雇用保険の全体像を再度、確認

雇用保険は、一般の方々には、失業保険と言われていますが、失業の時の給付に限らず、かなり広範囲の給付があります。

今まで、ほとんどをご紹介してきましたが、再度確認しながら、雇用保険の基礎を見て行きたいと思います。

 

雇用保険は「1週間の労働時間が20時間以上」で、「31日以上の雇用される見込みがある」人が、雇用保険に入れます。雇用保険に入った人を、被保険者と言います。

 

加入手続き自体は、会社側がやります。雇用保険被保険者証または、雇用保険被保険者資格取得等確認通知書などで確認できます。雇用保険の被保険者資格取得の届出がされているかどうかの確認を、労働者の側でもハローワークに行って、照会できる仕組みもあります。このとき本人確認、住所確認ができる書類を持って行ってください。

上記の条件にあてはまっているのに、給与明細を見ても、雇用保険料が引かれていないだとか、心配な方は、ハローワークで確認できる、ということです。

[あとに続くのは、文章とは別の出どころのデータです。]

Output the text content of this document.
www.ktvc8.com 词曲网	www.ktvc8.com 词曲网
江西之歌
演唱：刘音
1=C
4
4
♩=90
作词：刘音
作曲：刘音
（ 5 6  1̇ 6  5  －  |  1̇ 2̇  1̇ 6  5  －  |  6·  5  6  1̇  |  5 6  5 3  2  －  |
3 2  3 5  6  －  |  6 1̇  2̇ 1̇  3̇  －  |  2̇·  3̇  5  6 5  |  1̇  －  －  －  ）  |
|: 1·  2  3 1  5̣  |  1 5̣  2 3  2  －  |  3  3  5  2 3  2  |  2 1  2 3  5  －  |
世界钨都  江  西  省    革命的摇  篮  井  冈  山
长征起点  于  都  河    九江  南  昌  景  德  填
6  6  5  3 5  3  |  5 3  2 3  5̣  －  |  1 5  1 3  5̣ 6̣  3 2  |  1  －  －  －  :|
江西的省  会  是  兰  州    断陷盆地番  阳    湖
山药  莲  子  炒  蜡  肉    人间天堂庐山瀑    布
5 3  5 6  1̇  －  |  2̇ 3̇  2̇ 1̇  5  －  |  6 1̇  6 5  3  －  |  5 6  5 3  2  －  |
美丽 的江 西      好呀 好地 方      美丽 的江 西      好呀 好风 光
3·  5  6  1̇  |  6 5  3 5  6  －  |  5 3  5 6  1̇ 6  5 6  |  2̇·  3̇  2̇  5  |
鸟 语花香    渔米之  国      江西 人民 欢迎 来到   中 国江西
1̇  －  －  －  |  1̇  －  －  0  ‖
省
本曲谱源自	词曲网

もちろん、雇用保険は労働者のためのものですから、社長さんのような会社役員の方、個人事業主の方は、入れませんし、家事使用人、昼間の学生(例外有り)、同居の親族も、雇用保険に入れません。

 

アルバイトだからとか、パートだからダメということではなく、上記、条件にあてはまっているか、を見て下さい。

 

雇用保険には、まず、「失業等給付」と「雇用保険二事業」というものがあります。

この「失業等給付」に、求職者給付、就職促進給付、教育訓練給付、雇用継続給付があります。

 

求職者給付には、一般被保険者、高年齢継続被保険者、短期雇用被保険者、日雇労働被保険者の対象者に分けられます。

この区分によって、もらえる手当が違ってきます。

ほとんどの方は、一般被保険者なので、こちらを中心に、このブログでも書いていますが、ざっと、その他の対象者について書きます。

 

高年齢継続被保険者とは、同一の事業主ところで、65歳に達した日の前日から引き続いて、65歳に達した日以降も雇用されている人をいいます。
法律的には、「65歳に達した日」とは、誕生日の前日のことです。

 

短期雇用特例被保険者とは、季節的に雇用される人のことです。短期雇用特例被保険者は、同じ事業主に引き続いて1年以上雇用されることになったら、65歳前なら、一般被保険者に切り替わります(65歳以降に切替日が来た場合は、高年齢継続被保険者)。短期雇用特例被保険者は、1,4ヶ月以内の期間を定めて雇用される者、2,1週間の所定労働時間が20時間以上30時間未満の人は、除かれます。

 

日雇労働被保険者とは、日々雇用される人です。または、30日以内の期間を定めて雇用される人です。日雇の場合でも、1.前2ヶ月で、18日以上同じ事業主のところで、雇用された場合、および、2,同じ事業主のところで、継続して31日以上雇用された場合、1の場合は、その2ヶ月の翌月から、2の場合は、31日以上継続して雇用された日から、一般被保険者に切り替わります。

 

対象者の区分は、これくらいにして、給付内容を続けますと、「求職者給付」には、みなさんがよく知っている「基本手当」があります。そのほか、技能習得手当、受講手当、通所手当、寄宿手当、傷病手当があります。

「就職促進給付」には、就業促進給付として、就業手当、再就職手当、常用就職支度手当があり、ほかに移転費、広域求職活動費があります。

「教育訓練給付」には、教育訓練給付金の制度があります。

「雇用継続給付」には、高年齢雇用継続給付、育児休業給付、介護休業給付があります。

 

大きくわけた、2つ目、雇用保険ニ事業には、雇用安定事業(会社に対する助成金や、若者、女性に対する就労支援など)と、能力開発事業(在職者、離職者に対する訓練、事業主が行う教育訓練への支援など)があります。